Ebay has a bunch of stuff if you want to add accessories or check the for sale section here.


----------



## jpromo (Apr 8, 2013)

It looks like it was an original 3-speed bicycle, somebody just replaced the original sturmey-archer trigger shifter for an obnoxious stickshift. Other than that, it looks pretty correct. I'd agree that it's a '58. It has the seat which began in 1959 so a late '58 may have had that as well.

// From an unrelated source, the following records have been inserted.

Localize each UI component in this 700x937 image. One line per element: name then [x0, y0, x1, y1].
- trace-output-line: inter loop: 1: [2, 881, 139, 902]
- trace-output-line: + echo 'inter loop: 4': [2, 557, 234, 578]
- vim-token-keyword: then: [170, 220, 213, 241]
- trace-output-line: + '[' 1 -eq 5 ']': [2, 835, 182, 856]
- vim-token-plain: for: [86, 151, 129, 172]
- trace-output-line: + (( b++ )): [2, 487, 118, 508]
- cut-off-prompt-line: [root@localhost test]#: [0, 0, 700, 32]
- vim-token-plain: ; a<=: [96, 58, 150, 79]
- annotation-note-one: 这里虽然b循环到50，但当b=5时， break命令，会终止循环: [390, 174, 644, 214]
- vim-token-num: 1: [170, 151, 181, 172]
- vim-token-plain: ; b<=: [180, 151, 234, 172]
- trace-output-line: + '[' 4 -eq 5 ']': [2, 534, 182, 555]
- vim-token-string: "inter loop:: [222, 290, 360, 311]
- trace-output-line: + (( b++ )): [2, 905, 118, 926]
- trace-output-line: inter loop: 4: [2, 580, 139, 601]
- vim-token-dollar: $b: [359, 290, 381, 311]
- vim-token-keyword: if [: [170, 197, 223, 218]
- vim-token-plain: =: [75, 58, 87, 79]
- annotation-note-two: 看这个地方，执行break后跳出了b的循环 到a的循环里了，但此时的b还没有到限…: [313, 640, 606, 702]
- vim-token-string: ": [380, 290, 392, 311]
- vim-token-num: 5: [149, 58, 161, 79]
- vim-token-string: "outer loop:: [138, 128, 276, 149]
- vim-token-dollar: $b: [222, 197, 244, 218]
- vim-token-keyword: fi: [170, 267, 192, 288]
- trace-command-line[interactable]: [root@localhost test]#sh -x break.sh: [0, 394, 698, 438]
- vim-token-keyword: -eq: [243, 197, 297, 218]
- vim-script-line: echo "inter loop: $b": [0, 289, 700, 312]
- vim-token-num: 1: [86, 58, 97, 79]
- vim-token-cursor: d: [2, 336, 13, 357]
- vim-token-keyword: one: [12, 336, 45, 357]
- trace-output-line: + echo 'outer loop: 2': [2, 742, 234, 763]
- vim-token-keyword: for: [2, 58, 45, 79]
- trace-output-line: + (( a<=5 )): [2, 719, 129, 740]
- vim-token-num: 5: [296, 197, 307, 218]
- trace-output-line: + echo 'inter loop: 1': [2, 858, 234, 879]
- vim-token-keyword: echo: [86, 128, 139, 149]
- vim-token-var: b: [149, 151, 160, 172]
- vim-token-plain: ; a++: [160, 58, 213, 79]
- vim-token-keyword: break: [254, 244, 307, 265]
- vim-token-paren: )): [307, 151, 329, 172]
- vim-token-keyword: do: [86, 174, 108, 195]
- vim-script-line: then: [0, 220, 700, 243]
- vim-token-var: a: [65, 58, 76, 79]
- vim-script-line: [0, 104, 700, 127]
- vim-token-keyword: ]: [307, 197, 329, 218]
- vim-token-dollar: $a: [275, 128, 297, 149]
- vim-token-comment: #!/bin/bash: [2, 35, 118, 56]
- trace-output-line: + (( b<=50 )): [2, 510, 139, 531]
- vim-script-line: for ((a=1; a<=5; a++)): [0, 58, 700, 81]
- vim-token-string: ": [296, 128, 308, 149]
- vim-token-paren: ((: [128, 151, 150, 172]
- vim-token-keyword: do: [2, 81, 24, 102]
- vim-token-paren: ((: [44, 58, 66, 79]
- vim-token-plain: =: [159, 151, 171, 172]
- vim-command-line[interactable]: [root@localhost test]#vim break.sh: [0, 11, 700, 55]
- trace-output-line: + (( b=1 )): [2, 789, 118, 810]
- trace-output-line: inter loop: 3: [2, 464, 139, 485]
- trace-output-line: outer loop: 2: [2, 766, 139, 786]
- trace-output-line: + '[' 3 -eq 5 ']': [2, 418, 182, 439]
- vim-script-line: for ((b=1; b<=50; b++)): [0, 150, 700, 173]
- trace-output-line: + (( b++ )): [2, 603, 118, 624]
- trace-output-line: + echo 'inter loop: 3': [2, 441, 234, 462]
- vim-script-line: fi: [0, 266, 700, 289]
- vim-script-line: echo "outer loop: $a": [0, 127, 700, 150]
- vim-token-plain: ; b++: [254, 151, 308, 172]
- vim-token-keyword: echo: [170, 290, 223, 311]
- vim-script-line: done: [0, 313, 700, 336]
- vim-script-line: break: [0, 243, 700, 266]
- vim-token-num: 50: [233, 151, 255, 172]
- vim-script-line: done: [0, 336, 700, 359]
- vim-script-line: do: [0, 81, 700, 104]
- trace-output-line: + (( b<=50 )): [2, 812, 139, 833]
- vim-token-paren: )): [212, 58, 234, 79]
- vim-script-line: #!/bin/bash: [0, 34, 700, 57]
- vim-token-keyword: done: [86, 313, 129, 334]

They make excellent riding, solid bikes. I've had a few Corvette 3-speeds and they're nice. I have a 56 two-speed now.


----------



## GTs58 (Apr 8, 2013)

That is a 1958 only seat, aftermarket stick shifter and a 1959 and later front rack. That's all I can tell from that picture. 

I paid $375 for a really nice 99% correct 58 Corvette 2 speed manual, and that included the correct front rack and the headlight. It also had new repop westwinds on it.


----------



## AntiqueOutings (Apr 9, 2013)

I ended up buying it for $300.  The guy threw in an old tricycle and an old Schwinn light switch plate from Boulder.  

I know the shifter is wacky and all sorts of wrong, but I thought it makes the bike a little more unique and quirky.  Keep Austin Weird and all.

As far as the bike goes, the speedometer works, light works and the bike itself was an awesome ride.  My fiancé was a little jealous. .  I guess that means I will not be riding it as much.  

Will take more pictures and post them. 

As far as cost goes $300 seemed wicked cheap considering I have a $5k road bike.  I dropped more than a 1k after that just on a wheel set. I guess it's all relative.


----------